Assume, on the contrary, that f: A--> B is an isomorphism. Let b e B be an element that cannot be generated by two elements in B. Since f is onto, there exists a e A such that f(a) = b. Since a e A, it can be generated by two elements, say x,y e A. So, a = x^n*y^m, n,m e Z.
Thus, f(x^n*y^m) = f(a) = b. This is a contradiction. QED
• Oct 31st 2012, 07:33 PM
TheEmptySet
Re: Isomorphism Test
Quote:

Originally Posted by jzellt
So, here it would I've done from your advice. Please check it out and let me know how it can improve.

Assume, on the contrary, that f: A--> B is an isomorphism.
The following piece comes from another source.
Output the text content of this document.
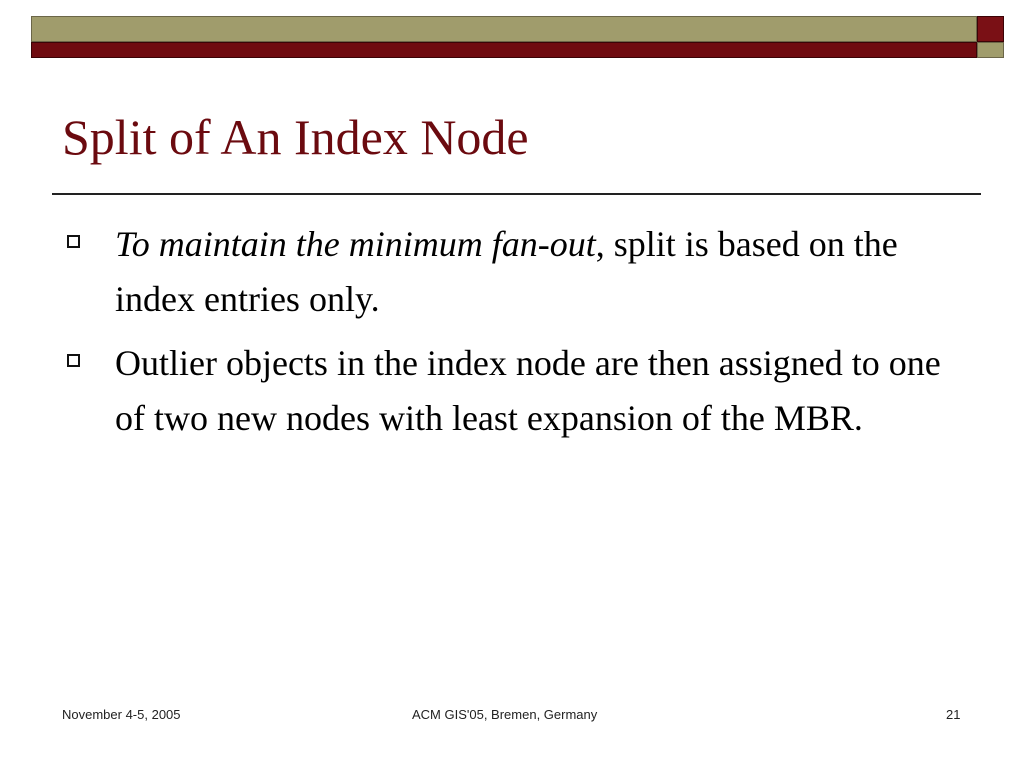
Split of An Index Node
To maintain the minimum fan-out, split is based on the index entries only.
Outlier objects in the index node are then assigned to one of two new nodes with least expansion of the MBR.
November 4-5, 2005	ACM GIS'05, Bremen, Germany	21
Let b e B be an element that cannot be generated by two elements in B. Since f is onto, there exists a e A such that f(a) = b. Since a e A, it can be generated by two elements, say x,y e A. So, a = x^n*y^m, n,m e Z.
Thus, f(x^n*y^m) = f(a) = b. This is a contradiction. QED

Not quite. Since isomorphism preserve the group operation we get that

$f(a)=f( x^n\cdot y^m)=f(x^n)\cdot f(y^m)=[f(x)]^n[f(y)]^m=b$

but $f(x) \in B$ and $f(y) \in B$

but this shows that b is generated by two elements. Contradiction!
• Nov 1st 2012, 06:19 AM
Deveno
Re: Isomorphism Test
actually, a could be ANY "word" in x and y, for example:

yx3y-2

xyx2yx-1y4

yxyxyx

because there is no reason to suppose that x and y commute.

there is no stipulation that A is finite, so no guarantee that yx can be written any other way (A could be the free group on 2 generators).

what you CAN say, is that for some finite index set S (which we may take to be the first n integers):

$a = \prod_{i \in S} x^{k_i}y^{m_i}$ where ki and mi are integers that aren't BOTH 0, for each i (this excludes the identity element, but the identity element is trivially generated finitely by the empty set- this word isn't "reduced" because we might have, for example, mi = 0, ki+1 ≠ 0, in which case we could "combine" some "x terms", but it will serve for your proof).